Even then, I was still taking care of everything. I told myself his salary was small, and I brushed it aside. Life continued. I handled the bills, the rent, our food, our child’s needs. Everything.

In 2024, life went south. I was preparing to go back to school and got transferred to another region for work. But I couldn’t go. My dad fell ill. My child was just over a year old and still breastfeeding. My dad needed me. So I chose family and left the job.

That was when the nightmare began. I spent everything I had saved on the house and my dad’s health. I hoped the medicines and care would breathe life back into him. They didn’t. He died. He died, and I was left with nothing but a father to bury and a pile of debts. My husband watched me drown. He watched me feed him. He watched me sweat to pay the bills. When I say this man does not raise a finger, I am not exaggerating. It is not a lie. He wears the crown as head of house, while I wear the responsibility.
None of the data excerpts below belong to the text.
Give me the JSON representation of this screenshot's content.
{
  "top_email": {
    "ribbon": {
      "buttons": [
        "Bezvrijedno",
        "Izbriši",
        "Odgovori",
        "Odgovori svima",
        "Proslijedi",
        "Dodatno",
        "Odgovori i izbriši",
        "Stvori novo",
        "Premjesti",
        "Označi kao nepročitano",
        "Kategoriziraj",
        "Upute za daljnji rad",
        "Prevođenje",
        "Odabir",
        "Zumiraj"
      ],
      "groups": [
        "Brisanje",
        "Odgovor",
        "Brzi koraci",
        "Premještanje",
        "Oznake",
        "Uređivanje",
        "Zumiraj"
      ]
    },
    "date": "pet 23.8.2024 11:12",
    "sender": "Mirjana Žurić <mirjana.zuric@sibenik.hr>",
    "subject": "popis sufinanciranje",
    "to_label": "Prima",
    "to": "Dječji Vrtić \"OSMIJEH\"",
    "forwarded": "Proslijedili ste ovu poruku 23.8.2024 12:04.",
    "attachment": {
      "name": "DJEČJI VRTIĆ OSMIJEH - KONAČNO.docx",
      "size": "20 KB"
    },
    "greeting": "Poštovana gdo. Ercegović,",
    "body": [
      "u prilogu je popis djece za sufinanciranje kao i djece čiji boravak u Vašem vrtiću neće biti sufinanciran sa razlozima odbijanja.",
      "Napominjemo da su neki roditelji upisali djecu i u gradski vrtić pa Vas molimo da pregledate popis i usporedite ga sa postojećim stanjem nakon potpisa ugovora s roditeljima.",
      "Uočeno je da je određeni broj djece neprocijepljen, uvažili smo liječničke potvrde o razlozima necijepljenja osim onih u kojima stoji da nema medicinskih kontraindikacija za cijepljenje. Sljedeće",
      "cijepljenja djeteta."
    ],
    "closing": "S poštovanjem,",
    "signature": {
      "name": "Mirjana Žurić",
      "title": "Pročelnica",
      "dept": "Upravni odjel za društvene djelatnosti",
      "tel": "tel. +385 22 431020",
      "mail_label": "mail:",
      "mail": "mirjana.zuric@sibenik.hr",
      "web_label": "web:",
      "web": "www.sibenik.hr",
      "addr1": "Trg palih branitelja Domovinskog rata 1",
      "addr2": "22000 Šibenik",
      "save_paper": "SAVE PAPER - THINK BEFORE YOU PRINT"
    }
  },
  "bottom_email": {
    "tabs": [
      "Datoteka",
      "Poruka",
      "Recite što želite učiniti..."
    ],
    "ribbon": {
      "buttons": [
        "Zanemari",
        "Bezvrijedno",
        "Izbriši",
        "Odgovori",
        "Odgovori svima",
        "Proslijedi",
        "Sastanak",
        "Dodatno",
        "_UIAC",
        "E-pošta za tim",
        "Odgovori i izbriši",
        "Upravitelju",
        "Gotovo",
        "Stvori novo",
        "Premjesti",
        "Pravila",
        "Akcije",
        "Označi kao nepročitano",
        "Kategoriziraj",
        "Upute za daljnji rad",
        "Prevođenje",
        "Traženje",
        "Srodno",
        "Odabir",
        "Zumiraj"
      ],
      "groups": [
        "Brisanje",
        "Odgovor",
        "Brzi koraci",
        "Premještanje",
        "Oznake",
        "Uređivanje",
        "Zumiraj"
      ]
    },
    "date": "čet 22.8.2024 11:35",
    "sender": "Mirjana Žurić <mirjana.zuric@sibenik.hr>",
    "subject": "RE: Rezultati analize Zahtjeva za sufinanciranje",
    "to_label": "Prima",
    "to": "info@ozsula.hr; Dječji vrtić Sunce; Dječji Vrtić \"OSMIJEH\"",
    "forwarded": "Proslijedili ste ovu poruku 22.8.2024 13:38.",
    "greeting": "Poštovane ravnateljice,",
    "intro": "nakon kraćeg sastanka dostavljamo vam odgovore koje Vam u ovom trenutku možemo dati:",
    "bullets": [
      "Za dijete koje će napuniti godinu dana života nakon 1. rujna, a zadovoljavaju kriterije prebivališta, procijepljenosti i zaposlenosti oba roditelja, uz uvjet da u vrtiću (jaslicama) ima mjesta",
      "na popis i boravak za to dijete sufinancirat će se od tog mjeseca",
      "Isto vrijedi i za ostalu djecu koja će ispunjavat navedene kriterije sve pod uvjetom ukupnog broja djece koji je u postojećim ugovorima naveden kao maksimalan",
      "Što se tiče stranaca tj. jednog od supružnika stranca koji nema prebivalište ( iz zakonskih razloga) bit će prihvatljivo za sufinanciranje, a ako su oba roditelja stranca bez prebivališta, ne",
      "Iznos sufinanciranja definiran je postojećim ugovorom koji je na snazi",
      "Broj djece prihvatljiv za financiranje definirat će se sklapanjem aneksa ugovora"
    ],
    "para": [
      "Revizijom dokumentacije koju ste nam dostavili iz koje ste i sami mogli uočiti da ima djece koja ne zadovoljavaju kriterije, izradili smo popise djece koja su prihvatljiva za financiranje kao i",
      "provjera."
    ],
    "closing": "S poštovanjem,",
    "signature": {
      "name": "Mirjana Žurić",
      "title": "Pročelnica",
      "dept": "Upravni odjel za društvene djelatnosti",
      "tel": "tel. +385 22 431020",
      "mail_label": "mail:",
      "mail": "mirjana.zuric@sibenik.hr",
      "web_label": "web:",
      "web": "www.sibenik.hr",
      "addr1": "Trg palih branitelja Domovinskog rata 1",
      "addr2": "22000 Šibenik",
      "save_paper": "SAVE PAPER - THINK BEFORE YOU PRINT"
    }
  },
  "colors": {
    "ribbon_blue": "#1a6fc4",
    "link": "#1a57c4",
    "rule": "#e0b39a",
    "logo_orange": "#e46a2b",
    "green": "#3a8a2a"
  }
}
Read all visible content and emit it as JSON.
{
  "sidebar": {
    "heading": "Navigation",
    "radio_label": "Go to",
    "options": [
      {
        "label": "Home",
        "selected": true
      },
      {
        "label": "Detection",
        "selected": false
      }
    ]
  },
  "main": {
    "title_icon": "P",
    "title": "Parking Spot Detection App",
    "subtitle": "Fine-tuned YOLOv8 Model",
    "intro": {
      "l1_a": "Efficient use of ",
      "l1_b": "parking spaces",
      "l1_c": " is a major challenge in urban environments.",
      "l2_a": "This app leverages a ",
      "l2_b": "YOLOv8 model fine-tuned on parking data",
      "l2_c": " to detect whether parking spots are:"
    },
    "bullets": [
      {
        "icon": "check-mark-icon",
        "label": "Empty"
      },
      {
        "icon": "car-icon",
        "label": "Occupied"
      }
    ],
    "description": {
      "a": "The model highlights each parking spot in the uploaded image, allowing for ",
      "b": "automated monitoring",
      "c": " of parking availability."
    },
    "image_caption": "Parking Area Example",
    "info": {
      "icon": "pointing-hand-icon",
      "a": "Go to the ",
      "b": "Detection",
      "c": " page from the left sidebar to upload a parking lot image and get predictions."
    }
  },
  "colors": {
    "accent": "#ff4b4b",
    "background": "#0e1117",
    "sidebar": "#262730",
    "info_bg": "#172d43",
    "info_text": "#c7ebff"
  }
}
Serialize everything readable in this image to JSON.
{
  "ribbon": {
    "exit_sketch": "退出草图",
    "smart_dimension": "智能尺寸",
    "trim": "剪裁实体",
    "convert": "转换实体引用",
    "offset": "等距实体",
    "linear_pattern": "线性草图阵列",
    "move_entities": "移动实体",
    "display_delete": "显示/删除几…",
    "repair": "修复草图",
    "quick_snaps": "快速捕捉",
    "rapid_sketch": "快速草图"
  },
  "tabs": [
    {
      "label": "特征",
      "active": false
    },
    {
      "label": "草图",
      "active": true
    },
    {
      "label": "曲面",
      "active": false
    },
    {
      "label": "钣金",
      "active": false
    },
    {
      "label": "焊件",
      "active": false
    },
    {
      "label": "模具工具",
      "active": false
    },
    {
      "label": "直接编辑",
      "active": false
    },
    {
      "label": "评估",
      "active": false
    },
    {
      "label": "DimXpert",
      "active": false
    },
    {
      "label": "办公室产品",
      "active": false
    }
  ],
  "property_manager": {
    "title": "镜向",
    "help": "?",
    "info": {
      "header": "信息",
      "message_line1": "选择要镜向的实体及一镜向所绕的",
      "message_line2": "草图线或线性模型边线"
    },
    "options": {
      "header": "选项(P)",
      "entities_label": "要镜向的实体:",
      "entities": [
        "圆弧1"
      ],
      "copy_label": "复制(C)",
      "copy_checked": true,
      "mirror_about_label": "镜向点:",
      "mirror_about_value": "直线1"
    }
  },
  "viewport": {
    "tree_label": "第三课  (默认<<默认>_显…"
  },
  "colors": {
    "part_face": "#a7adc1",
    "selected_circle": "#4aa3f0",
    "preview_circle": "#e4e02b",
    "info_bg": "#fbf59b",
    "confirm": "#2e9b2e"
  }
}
Then he changed jobs, to one that paid better. I thought things would finally become okay, that he would help. But still, when our child needed to start school, it was me who found the money for daycare and admission. He began sending 1,500 cedis a month. Our rent is 500 cedis. Our child’s school fees are 800 cedis. That 1,500 cedis was supposed to cover all of it. It did. I still fed the house. I paid utilities from it. I did not complain.

My problem is he has no foresight. He is just comfortable with whatever he has. Now he is back home. The job is gone. He is home, doing nothing. I am also home, struggling to wear the pants as head of the family. Sometimes I go to the market and help people shop for foodstuffs just to earn something to bring home. I call friends for small, small supports. My mom, a widow, is also struggling, and I have her to think about.

My husband just wakes up, borrows phone credit, scrolls through TikTok and Facebook. When he’s tired, he sleeps. He snores in my face. Whenever I think about what we will eat or what our child will wear, I am tired. I am exhausted. I am tired.

I have discussed business ideas we could try. He brushes them aside. He doesn’t even take interest in the conversation.

Even at my dad’s funeral, I had nothing. I had to borrow money from a friend. My husband did not give me one cedi to support. Not one. Even the rituals from his side, he did them half half. When I tried to pay back the 5,000 cedis I borrowed, the man added 2,000 cedis interest for two months. I struggled. I cried. Eventually, I sold my car to settle that debt and to pay the electricity bill that was due for a year, and others.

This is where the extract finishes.